Carbon emission inequality highlighted in new Oxfam report

Rodiano Bonacci
Settembre 24, 2020

EURACTIV's media partner, The Guardian, reports.

It also found that annual emissions grew by 60% between 1990 and 2015, with the richest 5% responsible for 37% of this growth.

A report compiled by Oxfam and the Stockholm Environment Institute showed that Carbon dioxide emissions rose by 60% over the 25-year period.

Tim Gore, Head of Policy, Advocacy and Research at Oxfam and the author of the report, said that, "The over-consumption of the wealthy is fueling the climate crisis, yet it is poor communities and young people who are paying the price".

Gore says the carbon budget of the world is being squandered to expand the rich's already very big consumption, instead of improving humanity. "A finite amount of carbon can be added to the atmosphere if we want to avoid the worst impacts of the climate crisis".

Climate Action Minister Eamon Ryan has promised climate action will be "socially progressive and environmentally progressive", but there is anxiety among large sectors of the population that they will have to carry an undue burden through taxes on essential fuels and job losses in carbon-intensive industries. The results show that the richest 10% accounted for one-third of the carbon dioxide emissions, which scientists estimate will lead to temperature rises of more than 1.5°C above pre-industrial levels, while the poorest half emitted just 4%.

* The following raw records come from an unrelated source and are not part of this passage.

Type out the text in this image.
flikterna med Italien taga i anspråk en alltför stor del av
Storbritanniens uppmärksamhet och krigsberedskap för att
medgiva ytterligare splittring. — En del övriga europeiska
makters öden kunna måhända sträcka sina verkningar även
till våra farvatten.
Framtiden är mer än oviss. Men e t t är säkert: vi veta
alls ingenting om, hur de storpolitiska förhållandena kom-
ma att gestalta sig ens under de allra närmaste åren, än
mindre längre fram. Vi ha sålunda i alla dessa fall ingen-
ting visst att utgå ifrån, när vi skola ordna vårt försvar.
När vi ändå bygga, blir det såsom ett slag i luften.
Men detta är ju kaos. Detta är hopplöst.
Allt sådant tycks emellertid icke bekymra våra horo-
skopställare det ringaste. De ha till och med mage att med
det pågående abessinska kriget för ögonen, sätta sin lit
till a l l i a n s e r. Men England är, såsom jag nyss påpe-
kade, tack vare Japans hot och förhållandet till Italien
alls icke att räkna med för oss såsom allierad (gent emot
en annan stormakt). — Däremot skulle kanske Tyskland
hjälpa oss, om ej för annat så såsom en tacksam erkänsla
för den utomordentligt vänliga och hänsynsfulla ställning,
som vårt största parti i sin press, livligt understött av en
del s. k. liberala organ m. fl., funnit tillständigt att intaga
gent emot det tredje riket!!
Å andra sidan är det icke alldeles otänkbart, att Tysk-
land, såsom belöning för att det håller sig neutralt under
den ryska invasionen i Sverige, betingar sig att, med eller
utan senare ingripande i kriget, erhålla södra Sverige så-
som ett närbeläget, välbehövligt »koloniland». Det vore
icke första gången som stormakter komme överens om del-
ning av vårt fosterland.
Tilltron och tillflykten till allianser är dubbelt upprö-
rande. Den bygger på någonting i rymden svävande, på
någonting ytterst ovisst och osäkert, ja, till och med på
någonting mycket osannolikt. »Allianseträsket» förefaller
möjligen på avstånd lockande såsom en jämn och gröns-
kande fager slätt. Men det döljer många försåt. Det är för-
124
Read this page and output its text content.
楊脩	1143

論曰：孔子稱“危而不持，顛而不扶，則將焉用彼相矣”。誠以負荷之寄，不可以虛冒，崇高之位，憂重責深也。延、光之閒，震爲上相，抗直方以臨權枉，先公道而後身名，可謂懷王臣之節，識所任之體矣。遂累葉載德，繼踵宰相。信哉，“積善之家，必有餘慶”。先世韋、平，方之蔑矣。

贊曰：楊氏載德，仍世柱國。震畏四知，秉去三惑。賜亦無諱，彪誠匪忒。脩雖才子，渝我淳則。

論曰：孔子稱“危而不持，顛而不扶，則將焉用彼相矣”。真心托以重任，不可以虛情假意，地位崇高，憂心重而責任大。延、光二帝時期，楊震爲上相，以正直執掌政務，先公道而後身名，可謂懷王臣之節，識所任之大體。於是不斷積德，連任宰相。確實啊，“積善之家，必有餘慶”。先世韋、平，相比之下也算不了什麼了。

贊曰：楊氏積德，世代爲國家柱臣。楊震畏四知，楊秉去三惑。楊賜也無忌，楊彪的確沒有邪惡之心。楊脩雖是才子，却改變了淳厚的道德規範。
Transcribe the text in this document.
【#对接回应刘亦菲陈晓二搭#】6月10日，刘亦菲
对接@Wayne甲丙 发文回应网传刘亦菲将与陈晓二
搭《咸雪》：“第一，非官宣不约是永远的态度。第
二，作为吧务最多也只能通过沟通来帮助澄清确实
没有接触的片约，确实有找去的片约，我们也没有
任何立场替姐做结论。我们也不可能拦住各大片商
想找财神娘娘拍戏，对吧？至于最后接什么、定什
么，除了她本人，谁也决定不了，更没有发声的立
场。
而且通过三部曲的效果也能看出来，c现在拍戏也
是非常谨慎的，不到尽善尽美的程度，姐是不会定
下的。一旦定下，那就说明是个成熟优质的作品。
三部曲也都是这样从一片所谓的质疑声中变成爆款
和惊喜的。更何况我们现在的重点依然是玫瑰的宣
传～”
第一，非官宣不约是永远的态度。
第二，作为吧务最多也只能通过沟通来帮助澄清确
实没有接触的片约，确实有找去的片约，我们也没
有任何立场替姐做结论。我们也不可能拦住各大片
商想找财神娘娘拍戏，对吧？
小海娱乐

That means 475,000 high earners emit as much climate-changing carbon as 2.3 million people on modest and low incomes, or one person in the top 10pc emits the same as five in the bottom 50pc. It warned of the burgeoning over-consumption by the world's wealthy, with their addiction to transportation with high carbon emissions that is depleting the carbon budget of the world.

The Stockholm Environment Institute and Oxfam published the research.

According to Oxfam, allowing the world's rich to continue their obscene levels of emissions is unfair to the world's poor. Instead, as the world moves towards renewable energy and phases out fossil fuels, the emissions that are still necessary during the transition should be used to improve poor people's access to basic amenities. However, Gore says that the world's carbon budget is already almost used up by the rich, and continues to use it to get even richer.

The total increase in emissions of the richest one percent was three times more than the total increase in emissions of the poorest half of the population. One way to address this would be to impose a "frequent flyer tax", Oxfam states.

"My indigenous peoples have long borne the brunt of environmental destruction", said Ibrahim.

"As a wealthy nation with historical responsibility for causing climate breakdown, New Zealand has a responsibility to do more than the global average to reduce emissions", Spratt said.

It says the climate crisis is being driven by the accumulation of Carbon dioxide in the atmosphere over, meaning that the drop off of emissions during the coronavirus lockdowns are unlikely to make a major difference. Those who are so much more exposed and vulnerable to its impacts have done least to contribute to the greenhouse gas emissions that are causing it. "We need to go further and faster in reaching net zero". Boris Johnson, the United Kingdom prime minister, is expected to set out his vision for the next UN climate summit, called Cop26 and to be convened in Glasgow in November 2021, after the coronavirus crisis forced a year's delay to the event.